According to MDN, Mark and Sweep is a better algorithm for garbage collection than reference counting as it avoids memory leaks which can occur with cyclic references. However, I don't understand why this is the case? Can someone explain (with code) how Mark and Sweep avoids such memory leaks? Feel free to use below code from MDN, which explains how reference counting works:

var x = { 
  a: {
    b: 2
  }
}; 

// 2 objects are created. One is referenced by the other as one of its properties.
// The other is referenced by virtue of being assigned to the 'x' variable.
// Obviously, none can be garbage-collected.

var y = x;      // The 'y' variable is the second thing that has a reference to the object.

x = 1;          // Now, the object that was originally in 'x' has a unique reference
                //   embodied by the 'y' variable.
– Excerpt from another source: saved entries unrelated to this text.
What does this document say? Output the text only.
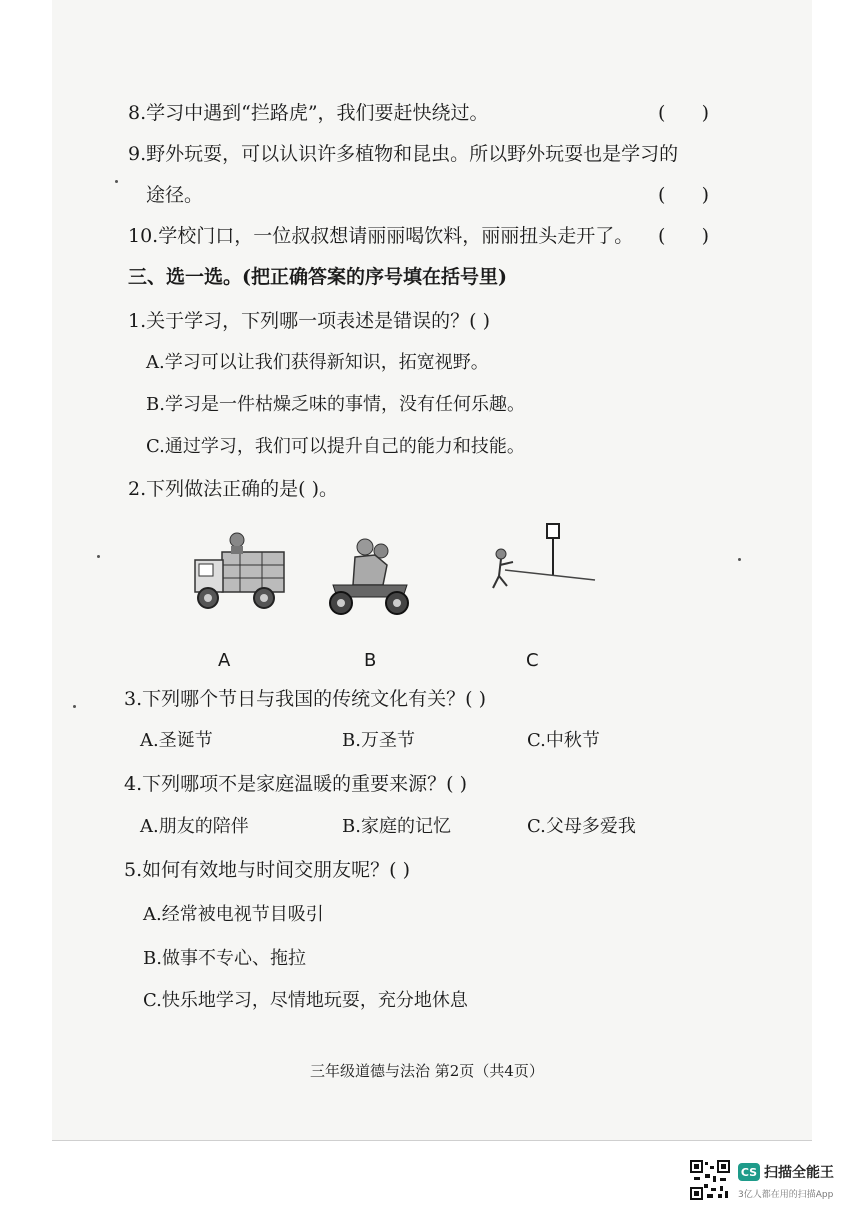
8.学习中遇到“拦路虎”，我们要赶快绕过。	(      )
9.野外玩耍，可以认识许多植物和昆虫。所以野外玩耍也是学习的
途径。	(      )
10.学校门口，一位叔叔想请丽丽喝饮料，丽丽扭头走开了。 (      )
三、选一选。(把正确答案的序号填在括号里)
1.关于学习，下列哪一项表述是错误的？( )
A.学习可以让我们获得新知识，拓宽视野。
B.学习是一件枯燥乏味的事情，没有任何乐趣。
C.通过学习，我们可以提升自己的能力和技能。
2.下列做法正确的是( )。
A	B	C
3.下列哪个节日与我国的传统文化有关？( )
A.圣诞节	B.万圣节	C.中秋节
4.下列哪项不是家庭温暖的重要来源？( )
A.朋友的陪伴	B.家庭的记忆	C.父母多爱我
5.如何有效地与时间交朋友呢？( )
A.经常被电视节目吸引
B.做事不专心、拖拉
C.快乐地学习，尽情地玩耍，充分地休息
三年级道德与法治 第2页（共4页）
CS 扫描全能王
3亿人都在用的扫描App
var z = y.a;    // Reference to 'a' property of the object.
                //   This object now has 2 references: one as a property, 
                //   the other as the 'z' variable.

y = 'mozilla';  // The object that was originally in 'x' has now zero
                //   references to it. It can be garbage-collected.
                //   However its 'a' property is still referenced by 
                //   the 'z' variable, so it cannot be freed.

z = null;       // The 'a' property of the object originally in x 
                //   has zero references to it. It can be garbage collected.

Also, are global variables never garbage collected?

1

1 Answers

1
votes

Mark-sweep works by marking roots, such as temporary variables (in the current method) and global (static) variables, and then sweeping the heap removing any unmarked references

For example the first line in your example creates a nested object and assigns it to variable x. For MS to know whether its field b is alive or not it first marks the roots.

This works by checking all global variables and local variables in the current method (frame) and then marking the references they point to. For example one would be the outer object of x.

Here has to be noted that each object in the internal object layout has (atleast) two bits reserved for marking whether an object is referenced or not.

var x = { a: {b: 2}}; 

So the outer object that contains the field a, is marked as alive since it's referenced by a local variable. Now it has to mark the objects its fields reference too. Fields a and a.b are such objects. Once all references that an object's fields and it's fields fields refer to are marked the second bit of the outer object and it's inner objects are marked.

For the sake of simplicity let's assume that this is the only live object on the heap. Once the marking phase is finished, the heap (can imagine it as an array or list of generic objects) can be swept. Hereby all objects are either fully marked (2-bits) or are unmarked aka have no references. All unmarked objects can be freed and the memory they used to partake can be re-used.

Now the problem of cyclic references is that an object a refers to another object b and vice-versa. With reference counting it's is the case that as long as an object has a reference to itself its reference count field will be atleast 1. The problem is that no root object or an object indirectly referenced by the root (aka a live object) refers to the cyclic object, but according to the algorithm a reference counter equal or higher than 1 means it's alive.

Mark-sweep's definition of a live object is different, namely that it's directly or indirectly referenced by a root object.